UNIFEM’s next flagship Progress of the World’s Women report, to be published later this year, will be on Access to Justice. Yesterday I went to their session (pdf) on the topic to hear about the issues.
Laura Turquet, manager of Progress, introduced the topic by outlining the three themes the report hopes to cover: impunity, plural legal systems and transforming legal systems. As she explained, ‘impunity means that individuals and organizations are, on a systemic level, “getting away with it”.’ Plural legal systems refers to the reality that in most, if not all, countries, there is ‘more than one legal system in operation’, such as customary versus civil law for example. Transforming legal systems is about recognizing that while women need to be able to access justice systems, by making them more affordable for example, justice systems themselves also need to be reformed to better meet women’s needs.
Joan Winship, Executive Director of the International Association of Women Judges (IAWJ), spoke about the importance of having women involved in justice systems, arguing that courts should reflect the populations of the countries they’re in. Joan also highlighted how having laws on women’s rights doesn’t necessarily mean women are better off. Women have to be able to access the court systems to claim their rights, for example. And judges need to be trained to know how they should be upholding the laws. She cited examples of what a difference it has made for judges to be trained in the links between CEDAW and the constitutions of their countries.
Shanthi Dairiam, Founding Member and former Executive Director of International Women’s Right Action Watch Asia Pacific (IWRAW) and member of the CEDAW Committee from 2005-8 spoke about how ‘law’ cannot be assumed to be inherently just. Instead she argued that we should remain aware that law is super-imposed onto unequal contexts. As a result it ‘privileges those that are socially dominant’ whether at the personal or the public level. Because there are ‘many aspects of human relationships that the law doesn’t touch’, law allows social hierarchies to continue and guide the law. Law assumes that everyone is autonomous and equally free to make their own choices, which is not the case.
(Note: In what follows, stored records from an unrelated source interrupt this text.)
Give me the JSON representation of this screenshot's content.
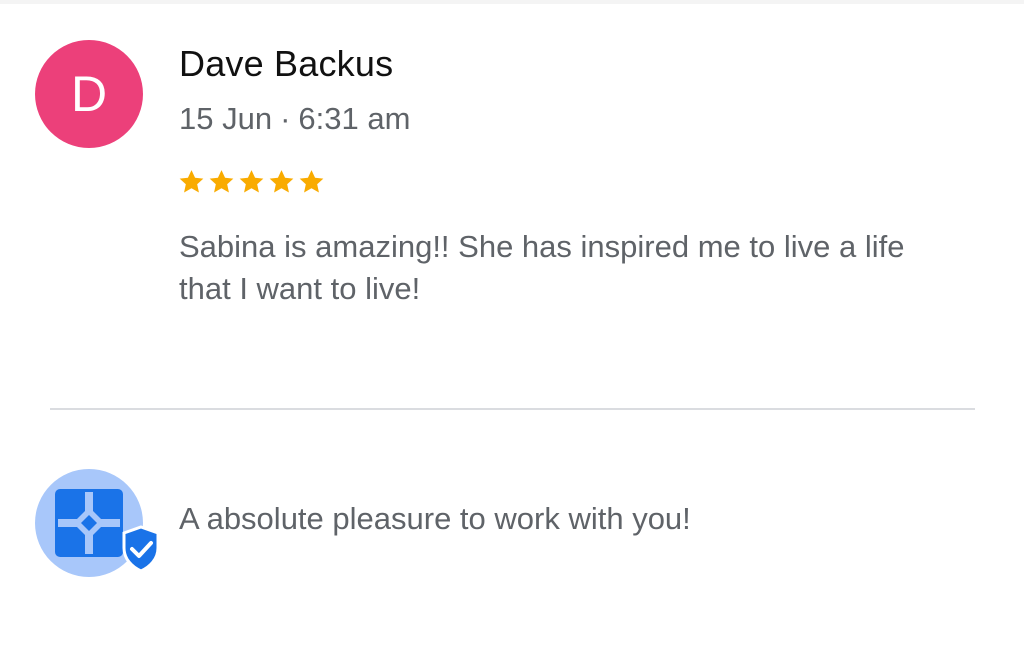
{
  "review": {
    "avatar_letter": "D",
    "author": "Dave Backus",
    "date": "15 Jun",
    "separator": "·",
    "time": "6:31 am",
    "rating": 5,
    "rating_max": 5,
    "text": "Sabina is amazing!! She has inspired me to live a life that I want to live!"
  },
  "reply": {
    "text": "A absolute pleasure to work with you!"
  },
  "colors": {
    "avatar_bg": "#ec407a",
    "star": "#f9ab00",
    "reply_avatar_bg": "#a8c7fa",
    "business_icon": "#1a73e8"
  },
  "icons": {
    "star": "star-icon",
    "business": "business-building-icon",
    "verified": "verified-shield-icon"
  }
}
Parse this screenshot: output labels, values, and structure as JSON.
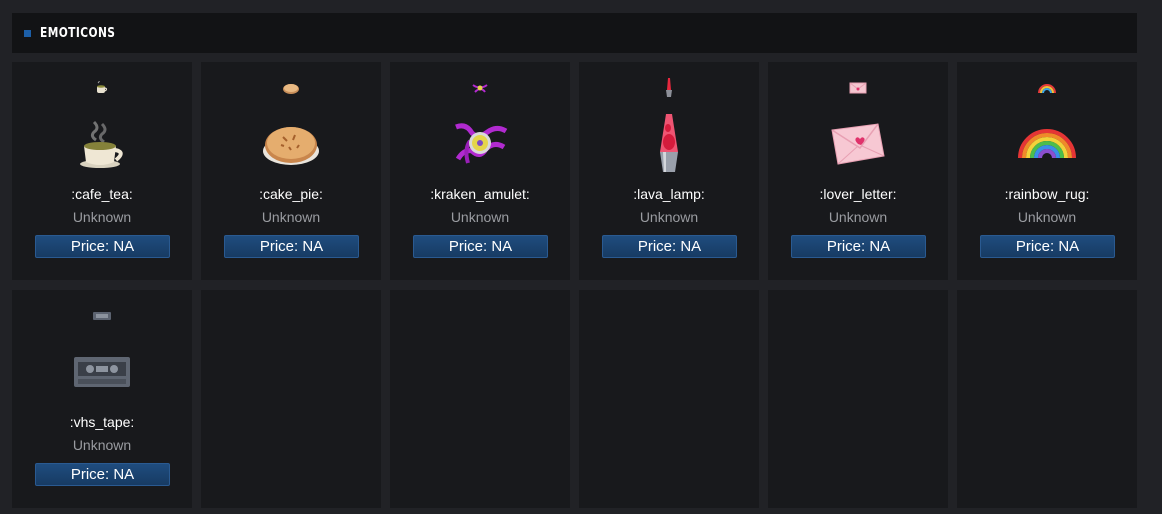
{
  "section": {
    "title": "EMOTICONS"
  },
  "colors": {
    "accent": "#1c5fa8",
    "card_bg": "#18191c",
    "page_bg": "#212226",
    "header_bg": "#121315"
  },
  "items": [
    {
      "icon": "cafe-tea-icon",
      "name": ":cafe_tea:",
      "status": "Unknown",
      "price": "Price: NA"
    },
    {
      "icon": "cake-pie-icon",
      "name": ":cake_pie:",
      "status": "Unknown",
      "price": "Price: NA"
    },
    {
      "icon": "kraken-amulet-icon",
      "name": ":kraken_amulet:",
      "status": "Unknown",
      "price": "Price: NA"
    },
    {
      "icon": "lava-lamp-icon",
      "name": ":lava_lamp:",
      "status": "Unknown",
      "price": "Price: NA"
    },
    {
      "icon": "lover-letter-icon",
      "name": ":lover_letter:",
      "status": "Unknown",
      "price": "Price: NA"
    },
    {
      "icon": "rainbow-rug-icon",
      "name": ":rainbow_rug:",
      "status": "Unknown",
      "price": "Price: NA"
    },
    {
      "icon": "vhs-tape-icon",
      "name": ":vhs_tape:",
      "status": "Unknown",
      "price": "Price: NA"
    }
  ]
}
This ‘neutrality in the law can become discriminatory in certain cases’ because women have different capacities to access and enjoy rights.
The discussion that followed was quite focused and really very interesting.
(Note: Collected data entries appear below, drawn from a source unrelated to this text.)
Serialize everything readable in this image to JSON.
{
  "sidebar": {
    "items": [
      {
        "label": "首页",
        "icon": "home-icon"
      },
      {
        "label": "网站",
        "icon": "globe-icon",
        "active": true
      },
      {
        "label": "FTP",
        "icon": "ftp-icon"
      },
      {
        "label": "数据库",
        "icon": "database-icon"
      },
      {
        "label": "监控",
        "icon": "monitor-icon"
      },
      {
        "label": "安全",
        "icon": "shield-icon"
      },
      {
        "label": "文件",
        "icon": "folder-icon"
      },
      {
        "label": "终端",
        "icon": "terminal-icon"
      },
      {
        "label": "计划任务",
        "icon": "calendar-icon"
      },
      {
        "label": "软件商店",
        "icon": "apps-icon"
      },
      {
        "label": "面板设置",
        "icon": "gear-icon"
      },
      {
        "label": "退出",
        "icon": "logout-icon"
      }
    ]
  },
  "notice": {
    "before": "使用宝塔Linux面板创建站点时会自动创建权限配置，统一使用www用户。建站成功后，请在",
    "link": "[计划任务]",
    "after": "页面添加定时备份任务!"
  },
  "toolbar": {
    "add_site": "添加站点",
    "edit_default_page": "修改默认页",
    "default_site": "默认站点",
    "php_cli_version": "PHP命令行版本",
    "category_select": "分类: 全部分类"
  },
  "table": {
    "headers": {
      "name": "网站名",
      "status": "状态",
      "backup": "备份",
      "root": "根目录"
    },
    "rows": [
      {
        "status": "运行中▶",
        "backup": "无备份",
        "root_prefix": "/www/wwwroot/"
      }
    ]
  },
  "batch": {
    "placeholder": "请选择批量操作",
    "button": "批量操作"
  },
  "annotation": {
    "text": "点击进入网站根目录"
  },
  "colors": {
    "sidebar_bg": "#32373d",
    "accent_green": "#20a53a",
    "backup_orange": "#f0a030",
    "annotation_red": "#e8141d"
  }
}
A woman named Cecilia from an organization in Brazil called Observe spoke about how they are monitoring the implementation of their new domestic violence law including how judges and the police are responding. She felt that ‘if we don’t have a strong feminist movement demanding implementation of the law, it doesn’t happen’.
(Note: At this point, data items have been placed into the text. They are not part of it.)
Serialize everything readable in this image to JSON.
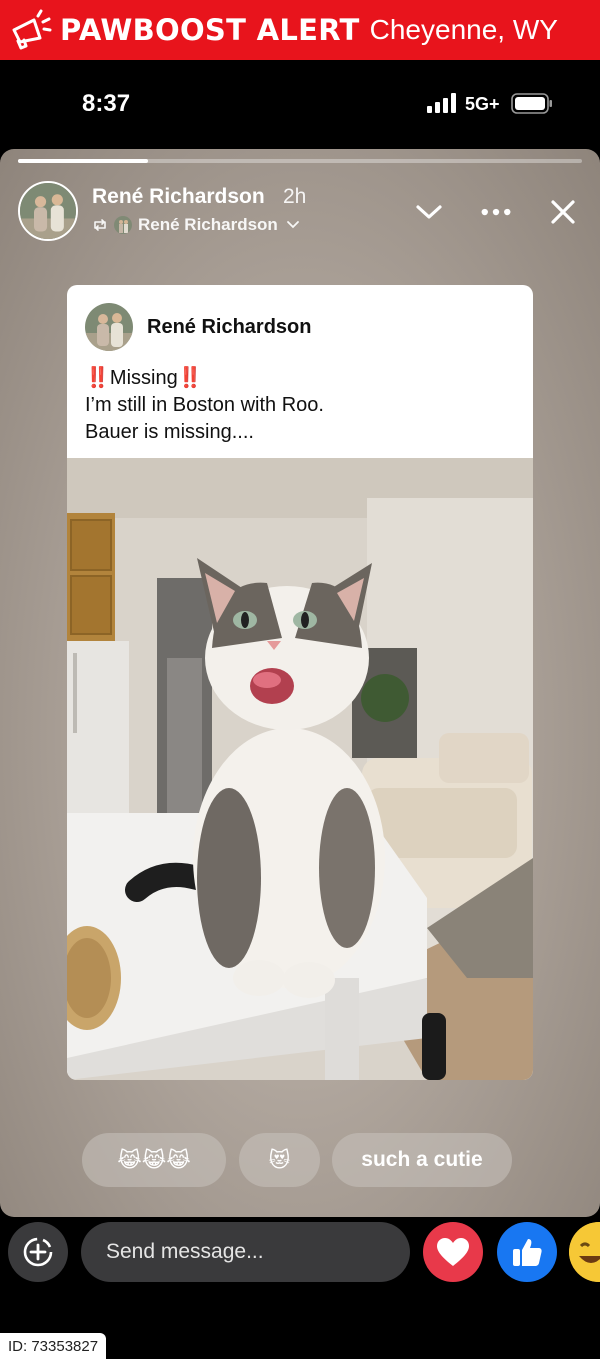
{
  "alert": {
    "brand": "PAWBOOST ALERT",
    "city": "Cheyenne, WY"
  },
  "status_bar": {
    "time": "8:37",
    "network": "5G+"
  },
  "story": {
    "progress_fraction": 0.23,
    "author": "René Richardson",
    "time_ago": "2h",
    "reshared_by": "René Richardson"
  },
  "post": {
    "author": "René Richardson",
    "line1": "Missing",
    "line1_prefix": "‼️",
    "line1_suffix": "‼️",
    "line2": "I’m still in Boston with Roo.",
    "line3": "Bauer is missing...."
  },
  "quick_replies": [
    {
      "label": "😹😹😹"
    },
    {
      "label": "😻"
    },
    {
      "label": "such a cutie"
    }
  ],
  "composer": {
    "placeholder": "Send message..."
  },
  "footer": {
    "id_label": "ID: 73353827"
  },
  "icons": [
    "megaphone-icon",
    "signal-icon",
    "battery-icon",
    "repost-icon",
    "chevron-down-icon",
    "more-icon",
    "close-icon",
    "add-circle-icon",
    "heart-icon",
    "like-icon",
    "laugh-emoji-icon"
  ],
  "colors": {
    "alert_red": "#e8141c",
    "heart_red": "#e8394a",
    "like_blue": "#1877f2"
  }
}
Renee from an organization in Southern Africa talked about a pilot in Zambia of a one-stop shop for survivors of gender-based violence where women can come to receive medical aid, counselling and support from a trained police officer all in one place. The centre is linked to the judicial system with trained personnel on hand to help ensure that women who want to, can pursue legal remedies with the psychological and other support they need on hand.
Maria from Macedonia pointed out that law that is created by ‘experts’, out of the context of people’s lives and without developing the proper implementation infrastructure at the same time to ensure it works – for example making sure judges know how to apply the law – is no good as law. As she said, ‘Access to justice is not just about [the existence of] law, but about an entire system.’
A woman who had worked in Rwanda spoke about how important it is to maintain a holistic view of what justice means. She asked ‘what is the woman’s perception of justice?’ and argued that decisions about what mechanisms are needed to deliver justice should be built on the answers to this question. Some women may want compensation, others practical health interventions, and so on.
I raised a point about delivering justice to girls who are survivors of violence, which is an issue we work on at ActionAid as part of our violence against girls in schools programme. We know that sometimes parents will collude with perpetrators of violence for financial or social reasons when their daughters have been attacked. In these cases, where girls are minors and would usually be relying on their parents for support, how can we ensure girls have access to the justice they deserve?
It really was a fascinating discussion and I am looking forward to the Progress report being published. It seems to me, however, that it is no big surprise that a male-dominated system, namely the justice system, is producing male-biased law and outcomes. While more than one person remarked on the importance of having women in the system, including Joan Winship, no one discussed what should be done about the lack of parity (at best) and the severe and shocking under-representation of women (more frankly). At stake is women’s lives – women are being battered and brutalized with very little recourse to justice and in the context of widespread impunity and indeed laws that deny the violence (e.g. allowing marital rape) or legal practice that amounts to the same (e.g. husbands being able to argue that it is their right under customary law to abuse their wives). Are not more radical propositions for fairness under the law now overdue?